April started with continued recovery from injury but also saw us discover a new running route along the Kennet and Avon Canal from Theale to Reading. We’ve used it a few times since and usually enjoy it.

May’s feature was the Liverpool Rock ‘n’ Roll weekend. The 5k with my wife went very well. My half marathon ok but not brilliant coming in just under 2h10m.

June saw me discovering a new, very enjoyable parkrun at Dinton Pastures, and a Guernsey Half Marathon where I picked up an injury within the first kilometre but still got round anyway. I’ll always remember the lack of responsiveness in my legs trying to cross the road afterwards from Costa to the pub. Tough day running, but I enjoyed the day immensely.

July mainly just featured training, but I did fit in my fastest parkrun in a year but still a little over 26 minutes.

August saw a surprise performance, probably showing that my training had been worth it, at QEOP for a Chase The Sun event where I switched from the 10k down to the 5k when I saw how fast I was going. It was under 25 minutes and my fastest non-Parkrun 5k by a fair distance.

In September we visited London and put in a strong effort around the hilly surroundings of Greenwich Park although I suspect a drink or two too many the night before might have affected the performance a tad. I also enjoyed a few runs on holiday in Lanzarote.

October was about training for the races to come but it had been going pretty well.

November saw probably my most exciting run of the year – not my best as that was probably Chase The Sun – but the thrilling experience of charging along at PB times at Silverstone but sadly not hanging onto that pace. Yet it was an amazing experience. I’ll look forward to the 2020 attempt for sure.

Finally, December’s race was a Chase The Moon at the Olympic Park where I just didn’t have the endurance I needed but still loved it anyway, particularly as my wife smashed it in an outstanding time, just as she had at Lowestoft parkrun the weekend before.

And that was 2019 in an admittedly rather large nutshell. I didn’t hit the heights I’d hoped but it went pretty well too. However, I do think it’s set the baseline for what I can improve from in 2020.

Which begins tomorrow with a parkrun double again. Bring it on!

Lowestoft, Stratford and the rest of December

Running wise December wasn’t the best possible month. I slacked off a little although that was largely replaced by a lot of walking but also a fair amount of merriment, fun and alcohol in the name of celebrating my wedding anniversary.

Oh and driving. 660 miles in 18 hours 45 minutes over 8 fantastic days in the south and east of England.

There were two big running events. Firstly, on our wedding anniversary itself, we drove to Lowestoft parkrun. But not before locking ourselves out of the house we had rented.

But once that was sorted, parkrun went brilliantly.

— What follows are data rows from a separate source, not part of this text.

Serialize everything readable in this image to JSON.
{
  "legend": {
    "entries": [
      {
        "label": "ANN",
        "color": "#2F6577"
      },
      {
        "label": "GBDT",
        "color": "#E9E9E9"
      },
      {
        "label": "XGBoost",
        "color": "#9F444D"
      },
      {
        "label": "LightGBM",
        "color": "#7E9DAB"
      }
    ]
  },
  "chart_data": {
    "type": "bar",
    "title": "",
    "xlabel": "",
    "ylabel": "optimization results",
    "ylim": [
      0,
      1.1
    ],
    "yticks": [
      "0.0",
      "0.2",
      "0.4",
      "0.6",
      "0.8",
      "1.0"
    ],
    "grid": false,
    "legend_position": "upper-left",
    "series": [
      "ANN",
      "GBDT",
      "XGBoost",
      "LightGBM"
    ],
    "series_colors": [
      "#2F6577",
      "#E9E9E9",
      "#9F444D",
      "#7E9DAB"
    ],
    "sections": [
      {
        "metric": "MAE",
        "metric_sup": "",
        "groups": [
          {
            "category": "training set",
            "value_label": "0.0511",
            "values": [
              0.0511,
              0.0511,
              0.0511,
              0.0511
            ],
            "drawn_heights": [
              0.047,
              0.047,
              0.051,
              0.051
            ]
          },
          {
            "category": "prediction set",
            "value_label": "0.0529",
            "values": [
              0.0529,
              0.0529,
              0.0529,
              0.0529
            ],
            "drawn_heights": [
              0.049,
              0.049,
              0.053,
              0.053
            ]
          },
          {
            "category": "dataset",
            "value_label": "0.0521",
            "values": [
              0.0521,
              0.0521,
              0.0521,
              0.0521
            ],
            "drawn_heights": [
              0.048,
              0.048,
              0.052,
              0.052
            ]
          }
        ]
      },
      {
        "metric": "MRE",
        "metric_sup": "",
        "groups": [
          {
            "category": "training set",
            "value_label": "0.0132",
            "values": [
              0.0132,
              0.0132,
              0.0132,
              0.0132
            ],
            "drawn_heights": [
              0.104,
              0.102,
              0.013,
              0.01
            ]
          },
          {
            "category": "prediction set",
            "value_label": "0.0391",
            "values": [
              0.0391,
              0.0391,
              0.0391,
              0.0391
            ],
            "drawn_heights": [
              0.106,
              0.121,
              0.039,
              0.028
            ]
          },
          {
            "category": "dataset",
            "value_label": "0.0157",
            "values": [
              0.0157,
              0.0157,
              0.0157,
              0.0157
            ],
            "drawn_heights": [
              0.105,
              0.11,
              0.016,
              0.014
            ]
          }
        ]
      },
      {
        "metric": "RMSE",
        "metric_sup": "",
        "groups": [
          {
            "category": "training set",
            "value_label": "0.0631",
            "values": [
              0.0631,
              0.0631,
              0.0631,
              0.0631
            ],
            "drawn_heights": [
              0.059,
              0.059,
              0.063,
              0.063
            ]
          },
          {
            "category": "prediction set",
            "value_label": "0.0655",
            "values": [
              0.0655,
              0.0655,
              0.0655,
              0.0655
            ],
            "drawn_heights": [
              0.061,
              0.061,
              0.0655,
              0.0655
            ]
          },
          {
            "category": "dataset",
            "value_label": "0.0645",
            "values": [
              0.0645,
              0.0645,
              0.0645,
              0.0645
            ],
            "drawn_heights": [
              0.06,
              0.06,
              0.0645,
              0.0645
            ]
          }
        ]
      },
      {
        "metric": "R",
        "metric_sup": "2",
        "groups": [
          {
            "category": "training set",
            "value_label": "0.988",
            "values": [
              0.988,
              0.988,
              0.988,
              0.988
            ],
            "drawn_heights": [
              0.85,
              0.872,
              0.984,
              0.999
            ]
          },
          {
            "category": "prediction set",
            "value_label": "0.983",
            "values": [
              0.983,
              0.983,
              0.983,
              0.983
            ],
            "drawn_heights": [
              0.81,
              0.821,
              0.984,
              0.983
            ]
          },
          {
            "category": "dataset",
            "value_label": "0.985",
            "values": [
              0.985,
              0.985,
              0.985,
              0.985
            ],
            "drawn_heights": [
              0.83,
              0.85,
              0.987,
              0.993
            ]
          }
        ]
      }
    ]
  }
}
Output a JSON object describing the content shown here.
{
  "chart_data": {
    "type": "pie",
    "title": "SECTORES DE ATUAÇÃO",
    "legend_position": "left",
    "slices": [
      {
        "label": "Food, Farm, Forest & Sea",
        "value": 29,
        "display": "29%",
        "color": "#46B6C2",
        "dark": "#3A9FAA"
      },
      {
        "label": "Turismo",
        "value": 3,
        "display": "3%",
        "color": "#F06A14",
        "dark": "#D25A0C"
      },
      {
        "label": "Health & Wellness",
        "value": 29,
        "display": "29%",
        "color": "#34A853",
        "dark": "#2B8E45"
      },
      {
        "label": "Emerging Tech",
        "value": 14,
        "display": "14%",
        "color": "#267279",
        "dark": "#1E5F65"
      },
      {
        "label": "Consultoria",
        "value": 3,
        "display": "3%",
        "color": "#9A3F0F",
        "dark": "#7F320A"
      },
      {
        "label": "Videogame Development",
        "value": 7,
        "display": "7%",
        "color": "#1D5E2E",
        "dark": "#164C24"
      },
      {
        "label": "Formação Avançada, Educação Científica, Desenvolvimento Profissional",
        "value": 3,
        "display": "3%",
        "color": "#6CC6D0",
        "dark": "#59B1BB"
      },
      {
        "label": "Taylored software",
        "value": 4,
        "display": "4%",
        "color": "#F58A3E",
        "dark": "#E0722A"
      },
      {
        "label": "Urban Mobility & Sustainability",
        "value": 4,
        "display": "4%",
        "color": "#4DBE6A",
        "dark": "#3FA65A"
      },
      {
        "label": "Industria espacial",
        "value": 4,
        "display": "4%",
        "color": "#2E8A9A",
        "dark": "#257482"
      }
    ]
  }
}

We’d decided to run together and my wife ran to her fastest ever parkrun time and I have to say my running had very little to do with it. She just did brilliantly but I loved taking part together with her.

The other race was our latest visit to the Queen Elizabeth Olympic Park for RunThrough Chase The Moon and I was running the 10k. It wasn’t brilliant for me although was also far from a disaster. I had a few stomach issues earlier in the day so maybe I was a bit under the weather. Maybe I was just tired or a little under trained in the previous couple of weeks. But I finished in a touch over 53 minutes. So, a couple of minutes outside my Silverstone time but not a terrible performance by any stretch either. Just perhaps not what I’d hoped for.

In the next couple of days we’ll be entering a new decade with another double parkrun effort and then training really begins in earnest for my spring half marathons. I’m quite excited for what a good injury free spring and summer will see me achieve. Bring on 2020!